Asymptotics of the instantons of Painleve I
Stavros Garoufalidis, Alexander Its, Andrei Kapaev, Marcos Marino
TL;DR
This work advances the understanding of Painlevé I non-perturbative structure by deriving all-orders asymptotics for the 0- and 1-instantons via Riemann-Hilbert analysis and formulating resurgent trans-series predictions for fixed-k instantons. It reveals a refined resurgence framework linking $u_{n,k}$ to neighboring instanton data through explicit algebraic recursions, Stokes constants, and logarithmic corrections, including an induced Stokes phenomenon arising from tritronquée solutions. The results are substantiated with numerical evidence, illustrating the accuracy of the asymptotic expansions and the presence of new phenomena for $krakge2$, with implications for non-perturbative effects in matrix models and non-critical string theory.
Abstract
The 0-instanton solution of Painlevé I is a sequence $(u_{n,0})$ of complex numbers which appears universally in many enumerative problems in algebraic geometry, graph theory, matrix models and 2-dimensional quantum gravity. The asymptotics of the 0-instanton $(u_{n,0})$ for large $n$ were obtained by the third author using the Riemann-Hilbert approach. For $k=0,1,2,...$, the $k$-instanton solution of Painlevé I is a doubly-indexed sequence $(u_{n,k})$ of complex numbers that satisfies an explicit quadratic non-linear recursion relation.
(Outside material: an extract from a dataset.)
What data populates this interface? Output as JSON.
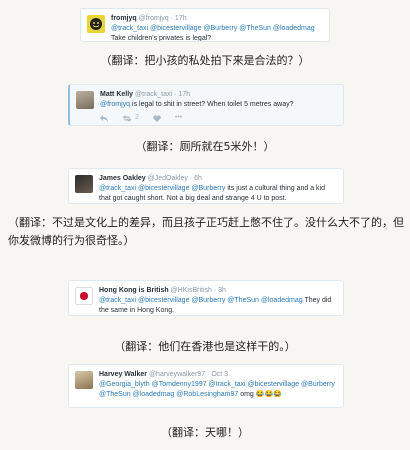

The goal of the paper is three-fold: (a) to compute the asymptotics of the 1-instanton sequence $(u_{n,1})$ to all orders in $1/n$ by using the Riemann-Hilbert method, (b) to present formulas for the asymptotics of $(u_{n,k})$ for fixed $k$ and to all orders in $1/n$ using resurgent analysis, and (c) to confirm numerically the predictions of resurgent analysis. We point out that the instanton solutions display a new type of Stokes behavior, induced from the tritronquée Painlevé transcendents, and which we call the induced Stokes phenomenon. The asymptotics of the 2-instanton and beyond exhibits new phenomena not seen in 0 and 1-instantons, and their enumerative context is at present unknown.